Taiwanese entrepreneurs

 Other success factors included, first, the availability of efficient ocean transport that allowed fast, inexpensive delivery of finished products and receipt of popular North American veneers and lumber and, second, the advent of internet which enabled the ready exchange of drawings and photographs. And don’t underestimate the importance of the full-fledged infrastructure of coatings, machinery, tooling, and materials suppliers that quickly developed to support the producers.

 These Taiwanese entrepreneurs also held one other critical advantage: Willing U.S. customers. By the mid-1990s Taiwan and other source countries had proven the benefits of importing: design-rich products at 20 to 30 percent lower costs featuring carving and marquetry that could not be duplicated by U.S. plants. Our industry and its customers fast became addicted to these products. The die was cast. The blow that brought the death of U.S. wood furniture had been struck.

 Without the momentum brought to China by that initial group of Taiwanese producers, China’s furniture industry would undoubtedly have started slower and experienced a lower growth trajectory.

 So what’s happened to China’s wood furniture industry since 2006?

 Starting in 2007 with the global recession, U.S. wood furniture imports fell 30 percent over three years. China’s share of those shipments dropped from 47 to 41 percent. Many experts say that share will continue to fall. The halcyon days of Chinese wood furniture production for exports seem to be over.

China's export decline

 Beyond the recession, three other factors have contributed to China’s furniture making decline:

 1.Inflation & Higher Wages – China has entered the tricky stage of economic development where a transition from investment-heavy, export-led growth must give way to more domestic consumption. Historically that change is rarely smooth and has brought inflation. Government policy is now encouraging the development of higher value-added industries in place of labor-intensive businesses like furniture making.
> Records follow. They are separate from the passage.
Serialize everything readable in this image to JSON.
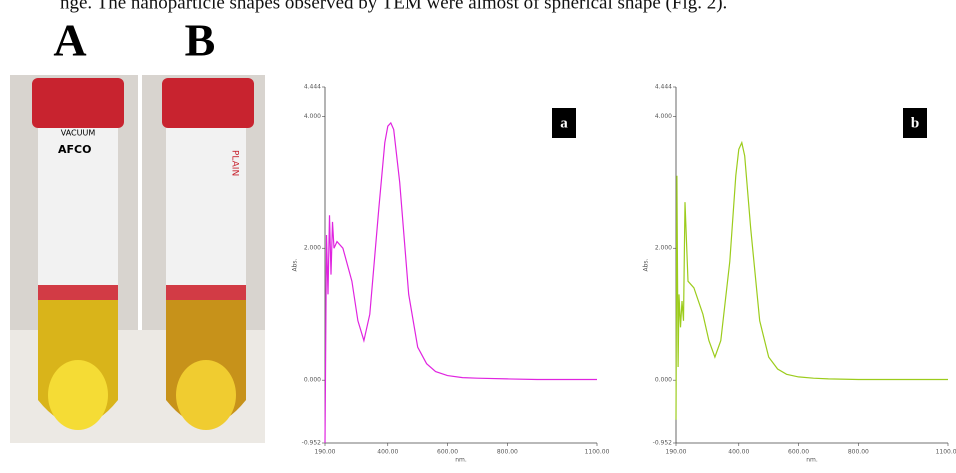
{
  "header": {
    "text": "nge. The nanoparticle shapes observed by TEM were almost of spherical shape (Fig. 2)."
  },
  "photos": {
    "labels": [
      "A",
      "B"
    ],
    "vial_texts": [
      "VACUUM",
      "AFCO",
      "PLAIN"
    ]
  },
  "chart_data": [
    {
      "type": "line",
      "panel_label": "a",
      "xlabel": "nm.",
      "ylabel": "Abs.",
      "xlim": [
        190,
        1100
      ],
      "ylim": [
        -0.952,
        4.444
      ],
      "xticks": [
        {
          "value": 190,
          "label": "190.00"
        },
        {
          "value": 400,
          "label": "400.00"
        },
        {
          "value": 600,
          "label": "600.00"
        },
        {
          "value": 800,
          "label": "800.00"
        },
        {
          "value": 1100,
          "label": "1100.00"
        }
      ],
      "yticks": [
        -0.952,
        {
          "value": 0,
          "label": "0.000"
        },
        {
          "value": 2,
          "label": "2.000"
        },
        {
          "value": 4,
          "label": "4.000"
        },
        4.444
      ],
      "series": [
        {
          "color": "#e024e0",
          "x": [
            190,
            195,
            200,
            205,
            210,
            215,
            220,
            230,
            250,
            280,
            300,
            320,
            340,
            370,
            390,
            400,
            410,
            420,
            440,
            470,
            500,
            530,
            560,
            600,
            650,
            700,
            800,
            900,
            1000,
            1100
          ],
          "values": [
            -0.95,
            2.2,
            1.3,
            2.5,
            1.6,
            2.4,
            2.0,
            2.1,
            2.0,
            1.5,
            0.9,
            0.6,
            1.0,
            2.6,
            3.6,
            3.85,
            3.9,
            3.8,
            3.0,
            1.3,
            0.5,
            0.25,
            0.13,
            0.07,
            0.04,
            0.03,
            0.02,
            0.01,
            0.01,
            0.01
          ]
        }
      ]
    },
    {
      "type": "line",
      "panel_label": "b",
      "xlabel": "nm.",
      "ylabel": "Abs.",
      "xlim": [
        190,
        1100
      ],
      "ylim": [
        -0.952,
        4.444
      ],
      "xticks": [
        {
          "value": 190,
          "label": "190.00"
        },
        {
          "value": 400,
          "label": "400.00"
        },
        {
          "value": 600,
          "label": "600.00"
        },
        {
          "value": 800,
          "label": "800.00"
        },
        {
          "value": 1100,
          "label": "1100.00"
        }
      ],
      "yticks": [
        -0.952,
        {
          "value": 0,
          "label": "0.000"
        },
        {
          "value": 2,
          "label": "2.000"
        },
        {
          "value": 4,
          "label": "4.000"
        },
        4.444
      ],
      "series": [
        {
          "color": "#9ccc1c",
          "x": [
            190,
            193,
            197,
            200,
            205,
            210,
            215,
            220,
            230,
            250,
            280,
            300,
            320,
            340,
            370,
            390,
            400,
            410,
            420,
            440,
            470,
            500,
            530,
            560,
            600,
            650,
            700,
            800,
            900,
            1100
          ],
          "values": [
            -0.6,
            3.1,
            0.2,
            1.3,
            0.8,
            1.2,
            0.9,
            2.7,
            1.5,
            1.4,
            1.0,
            0.6,
            0.35,
            0.6,
            1.8,
            3.1,
            3.5,
            3.6,
            3.4,
            2.3,
            0.9,
            0.35,
            0.17,
            0.09,
            0.05,
            0.03,
            0.02,
            0.01,
            0.01,
            0.01
          ]
        }
      ]
    }
  ]
}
That policy envisions annual increases of 15 percent in wages over the next five years on top of the 120 percent increase seen in the five years between 2003 and 2008.

 2.Lower Productivity Growth – Importantly this increase in wages has not been offset by productivity gains. The resulting higher labor costs are negatively hitting producers’ profitability. Their choices are to raise selling prices, absorb lower margins, or invest in equipment that improves productivity. Only the latter will recoup lost competitiveness.

 3.Falling U.S. Dollar – Since July 2005 our dollar has fallen 23 percent vs. the Chinese renminbi. This factor negatively impacts the producer’s revenues as each dollar of sales yields fewer renminbi.

 4.Anti-Dumping Duties – In 2005 our Department of Commerce began levying duties on Chinese wood bedroom imports at an average rate of 7.25 percent. China’s shipments of that product category fell by $700 million through 2010, a 50 percent drop. Last year these duties were renewed for five more years.

 Make no mistake. China is not disappearing as a key source of wood furniture for our market. Taiwan, the country whose furniture industry declined as China’s rose, remains among the top ten source countries. But the negative factors above have combined to open the U.S. market to other countries with an appetite for furniture making. Vietnam, for example, can thank the anti-dumping duties for the $560 million growth of its wood bedroom shipments since 2005.

 Bottom Line: The center of the furniture universe is shifting. Nothing lasts forever. The era when a single superpower completely dominated the top ten of wood furniture sources is passing. Opportunities now abound for producers everywhere, even in the U.S., to grow their shipments to our market. Who will take up that challenge?